Epson X-Desk: not impressed

Here is an X-Desk video. I'm completely underwhelmed. Comparing it to Microsoft Surface, the only possible advantage is that it is larger, but that may not be an advantage depending upon the specific application. In every other aspect the X-Desk (and/or its demo application) is sub-par:

  • Watch the response time as they draw the lines at the beginning. It seems quite slow, slower than Surface.

  • I guess the finger traces is meant to be the equivalent of Surface's attract application. It wouldn't attract anyone unless someone else was already using the table.

  • "Draw a circle to call up the menu." This is not discoverable, and doesn't even make sense since the menu is already on screen. Maybe there is a way to hide the menu but it isn't obvious.

  • The menu only has room for four buttons. Do they plan to allow more than four apps in the application launcher?

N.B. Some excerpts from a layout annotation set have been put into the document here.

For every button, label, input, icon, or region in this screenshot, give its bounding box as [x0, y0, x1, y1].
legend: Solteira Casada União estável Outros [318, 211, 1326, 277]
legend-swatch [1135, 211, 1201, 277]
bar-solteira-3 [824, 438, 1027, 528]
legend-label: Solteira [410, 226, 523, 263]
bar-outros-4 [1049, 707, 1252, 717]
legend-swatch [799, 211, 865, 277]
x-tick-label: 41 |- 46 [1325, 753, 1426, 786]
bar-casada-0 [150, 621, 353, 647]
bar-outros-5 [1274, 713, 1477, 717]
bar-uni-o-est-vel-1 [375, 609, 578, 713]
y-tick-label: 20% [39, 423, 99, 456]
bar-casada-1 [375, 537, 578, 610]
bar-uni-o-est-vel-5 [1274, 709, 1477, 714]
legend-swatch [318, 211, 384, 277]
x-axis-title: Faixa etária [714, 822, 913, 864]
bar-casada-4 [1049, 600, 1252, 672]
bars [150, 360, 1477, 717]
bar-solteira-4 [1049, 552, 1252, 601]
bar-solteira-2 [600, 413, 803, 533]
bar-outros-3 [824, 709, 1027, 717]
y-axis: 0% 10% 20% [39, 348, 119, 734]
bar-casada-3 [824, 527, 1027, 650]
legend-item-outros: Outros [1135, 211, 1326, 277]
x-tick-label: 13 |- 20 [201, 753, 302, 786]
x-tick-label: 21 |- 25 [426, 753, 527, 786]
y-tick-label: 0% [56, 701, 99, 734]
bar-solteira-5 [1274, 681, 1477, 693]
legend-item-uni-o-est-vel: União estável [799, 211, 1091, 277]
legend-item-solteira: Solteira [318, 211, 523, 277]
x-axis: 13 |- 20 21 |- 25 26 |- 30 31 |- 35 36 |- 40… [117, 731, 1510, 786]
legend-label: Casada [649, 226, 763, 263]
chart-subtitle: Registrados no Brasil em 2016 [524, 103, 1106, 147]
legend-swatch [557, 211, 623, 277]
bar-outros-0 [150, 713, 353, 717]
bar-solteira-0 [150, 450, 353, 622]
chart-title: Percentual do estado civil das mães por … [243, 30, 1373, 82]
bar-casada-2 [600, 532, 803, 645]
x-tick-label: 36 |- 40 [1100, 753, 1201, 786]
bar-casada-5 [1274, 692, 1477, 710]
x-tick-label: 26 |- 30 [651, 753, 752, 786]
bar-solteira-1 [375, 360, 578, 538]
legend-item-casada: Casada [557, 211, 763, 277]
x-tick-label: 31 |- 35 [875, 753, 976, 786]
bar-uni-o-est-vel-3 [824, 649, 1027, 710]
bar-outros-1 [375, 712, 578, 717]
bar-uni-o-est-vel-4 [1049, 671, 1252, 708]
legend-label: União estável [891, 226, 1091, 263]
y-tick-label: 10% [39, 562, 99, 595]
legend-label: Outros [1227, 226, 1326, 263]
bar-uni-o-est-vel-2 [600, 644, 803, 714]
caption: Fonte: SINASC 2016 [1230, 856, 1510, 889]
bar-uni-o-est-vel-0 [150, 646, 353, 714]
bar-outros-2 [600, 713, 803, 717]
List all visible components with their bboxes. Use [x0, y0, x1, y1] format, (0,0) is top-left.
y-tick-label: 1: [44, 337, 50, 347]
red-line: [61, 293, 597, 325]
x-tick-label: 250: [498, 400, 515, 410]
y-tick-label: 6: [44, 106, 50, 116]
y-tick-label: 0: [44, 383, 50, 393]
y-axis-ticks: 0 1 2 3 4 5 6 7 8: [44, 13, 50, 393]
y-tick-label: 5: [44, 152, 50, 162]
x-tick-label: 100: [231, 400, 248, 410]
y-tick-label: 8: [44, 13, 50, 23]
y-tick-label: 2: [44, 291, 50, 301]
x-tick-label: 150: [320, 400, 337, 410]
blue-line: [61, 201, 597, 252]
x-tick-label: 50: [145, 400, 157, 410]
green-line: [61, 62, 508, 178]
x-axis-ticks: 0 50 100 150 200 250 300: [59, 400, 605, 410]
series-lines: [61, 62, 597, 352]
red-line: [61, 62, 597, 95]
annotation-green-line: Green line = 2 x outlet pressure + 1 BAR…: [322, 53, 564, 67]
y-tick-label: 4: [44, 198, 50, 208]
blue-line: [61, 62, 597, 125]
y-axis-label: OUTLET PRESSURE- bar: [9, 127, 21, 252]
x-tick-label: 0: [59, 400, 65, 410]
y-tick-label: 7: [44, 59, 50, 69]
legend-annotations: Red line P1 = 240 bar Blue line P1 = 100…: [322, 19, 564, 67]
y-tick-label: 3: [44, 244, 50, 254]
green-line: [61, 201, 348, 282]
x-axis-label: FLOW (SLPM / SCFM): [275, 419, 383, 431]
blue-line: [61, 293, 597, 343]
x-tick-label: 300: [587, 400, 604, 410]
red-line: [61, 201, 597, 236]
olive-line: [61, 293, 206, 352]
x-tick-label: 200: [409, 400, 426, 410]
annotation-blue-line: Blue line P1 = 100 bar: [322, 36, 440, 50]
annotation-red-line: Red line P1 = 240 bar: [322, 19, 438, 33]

  • Once inside an application, there are two ugly bars in the center of the long sides with a "Back" button. That takes up more space than necessary and uses prime real estate that would be better used by the actual application.

  • The applications demonstrated are bad rip-offs of Microsoft's early Surface demos from two years ago:
    • Photo viewer - just a scatterview, no pods or groups or video even

    • Phone comparison - Even copies the two phone comparison circle from the AT&T store application. When the lady moved the single phone around, the circle with text moved around in weird ways to stay out of the way. At first I thought this was a little bit neat but now that I think about it more, it's a bad idea since it doesn't consider how multiple users might be using the device at once. "Hey, I was reading that!"

    • Drinks - Very basic app, displays some frankly unimpressive eye candy and the name of your drink when you put a tagged cup on the table. Would the form factor of this table even work well in a bar or night club?


  • The IR tags have 16k possible values. This is between Microsoft's byte tag and high-res identity tag, and doesn't provide enough for many enterprise applications.

  • The whole visual experience is very basic. It is obvious that they did not have a designer work on this or have any kind of UX expert.



Perhaps what we saw was just a single demo and the menu isn't some kind of common application launcher. That's even worse, since it means Espon doesn't have any effort towards providing a uniform experience.

The Surface team should not be afraid of X-Desk at all. It makes them look like an even better value with the better user experience.